26 t/s with thinking enabled is not 26 t/s of visible tokens. If you disable thinking, the apparent output speed will be different. Always specify your configuration when reporting benchmarks.


❓ Frequently Asked Questions

Can ds4 run on a base M1 Mac with 8 GB of RAM?

Theoretically yes thanks to the SSD KV cache, but the experience will be very slow. The base M1 has a memory bandwidth of 68 GB/s and 8 GB of RAM shared between the system and the model. An M1 Pro/Max with 32 GB+ is the recommended minimum for comfortable use.
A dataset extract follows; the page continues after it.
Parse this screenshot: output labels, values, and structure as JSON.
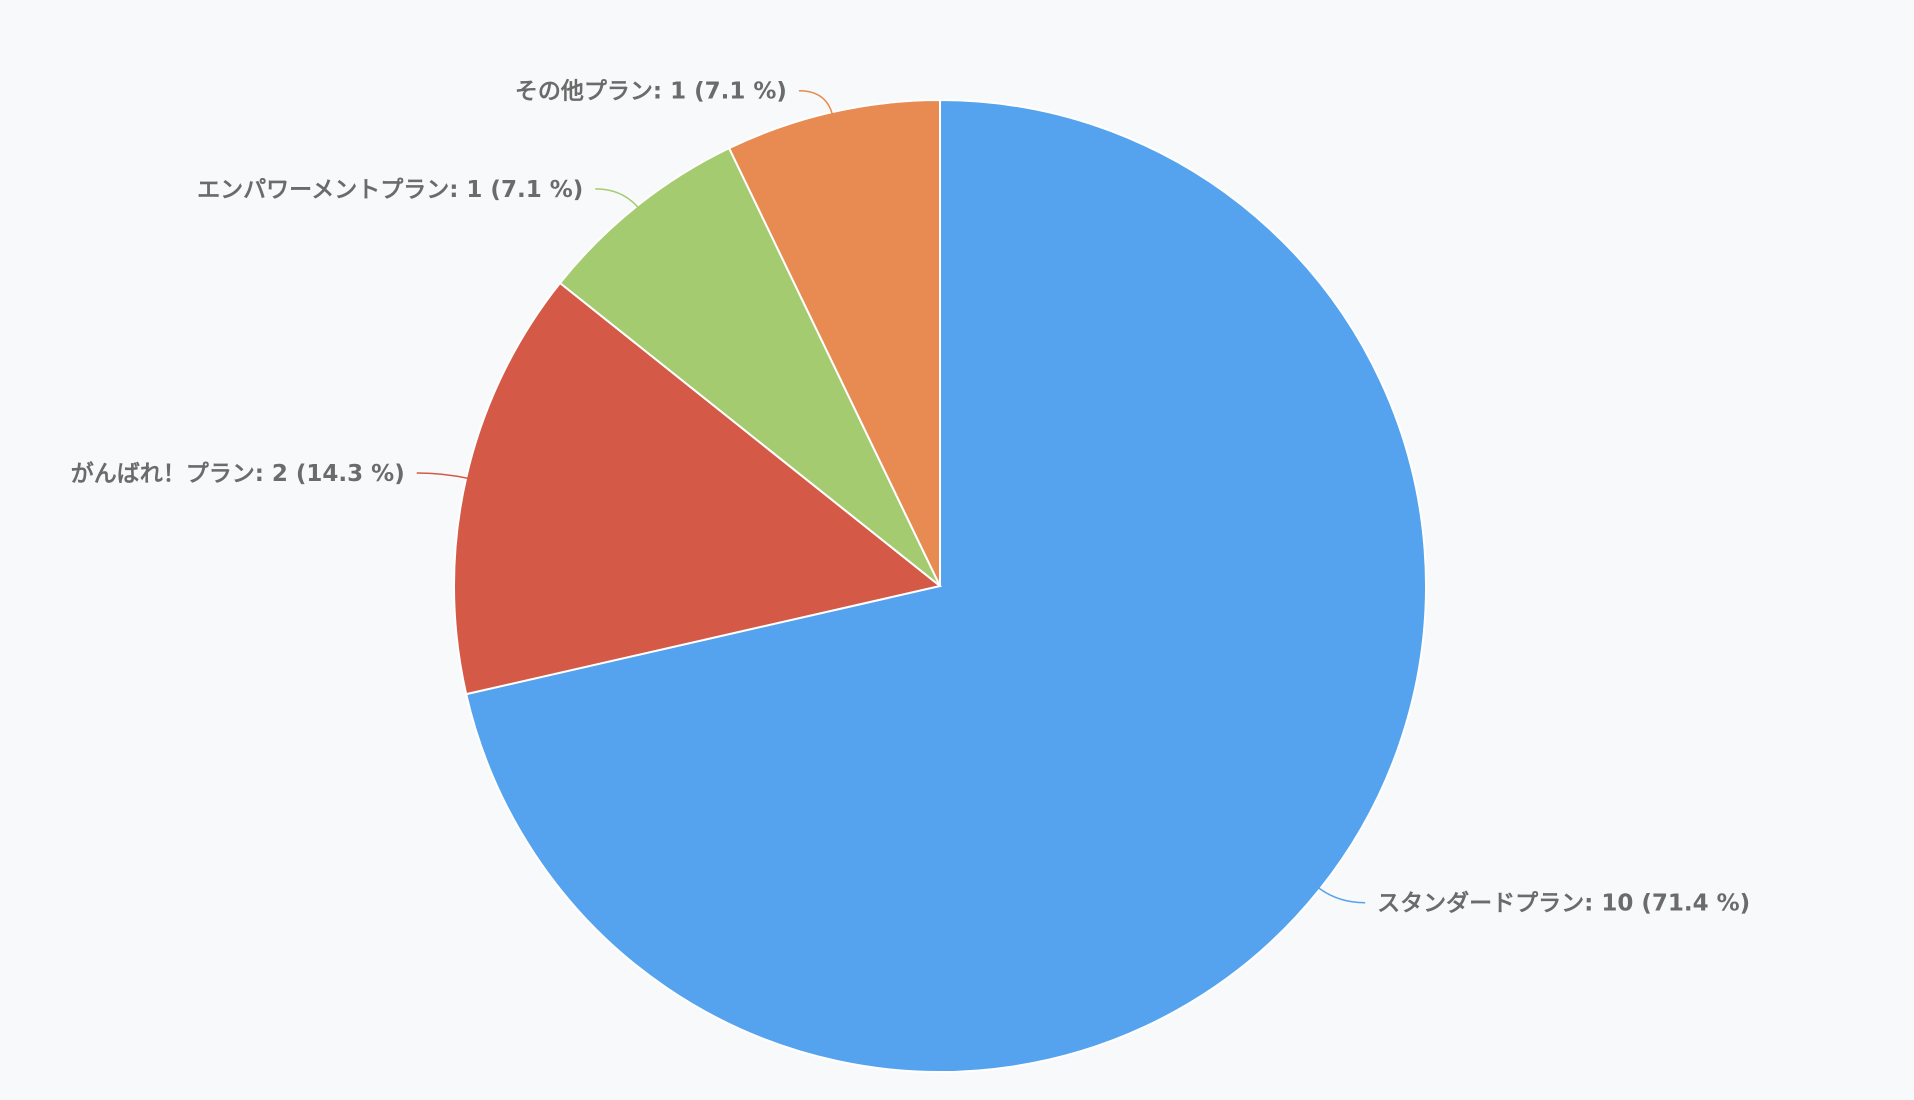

Can I use ds4 with my IDE (VS Code, Cursor)?

Yes, via ds4-server which exposes OpenAI-compatible endpoints. Configure your AI extension to point to the local URL of ds4-server. This is one of the most practical use cases of the project.

Will ds4 replace Ollama?

No. ds4 is a specialized tool for a specific model. Ollama remains the best choice for managing multiple models, experimenting, and having a unified interface. Both tools coexist: Ollama for versatile daily use, ds4 when you need maximum performance on DeepSeek V4 Flash.

Doesn't Q2 quantization degrade quality too much?

In standard symmetric quantization, Q2 is indeed very aggressive. But ds4's asymmetric Q2 significantly compensates for this loss. Preliminary user feedback suggests quality comparable to standard Q4 for this specific model. The format is tailored to the weight distribution of V4 Flash.

Is there a ds4 equivalent for NVIDIA PCs?

Not to date. The project is explicitly targeted at Apple Silicon and Metal. On NVIDIA, the ecosystem already exists (TensorRT-LLM, vLLM, llama.cpp with CUDA), and the need for a dedicated engine is lower because the memory bandwidth of NVIDIA GPUs is generally higher than that of M chips.


✅ Conclusion

ds4 proves that an inference engine tailor-made for a specific model on specific hardware can beat generalist solutions. antirez applies the philosophy of Redis to LLM inference: radical specialization, raw performance, clean C code. Self-hosting frontier models on Mac is no longer an experiment — it's an operational workflow. If you have a Mac with an M chip and you want the best LLM for coding locally, ds4 deserves your attention.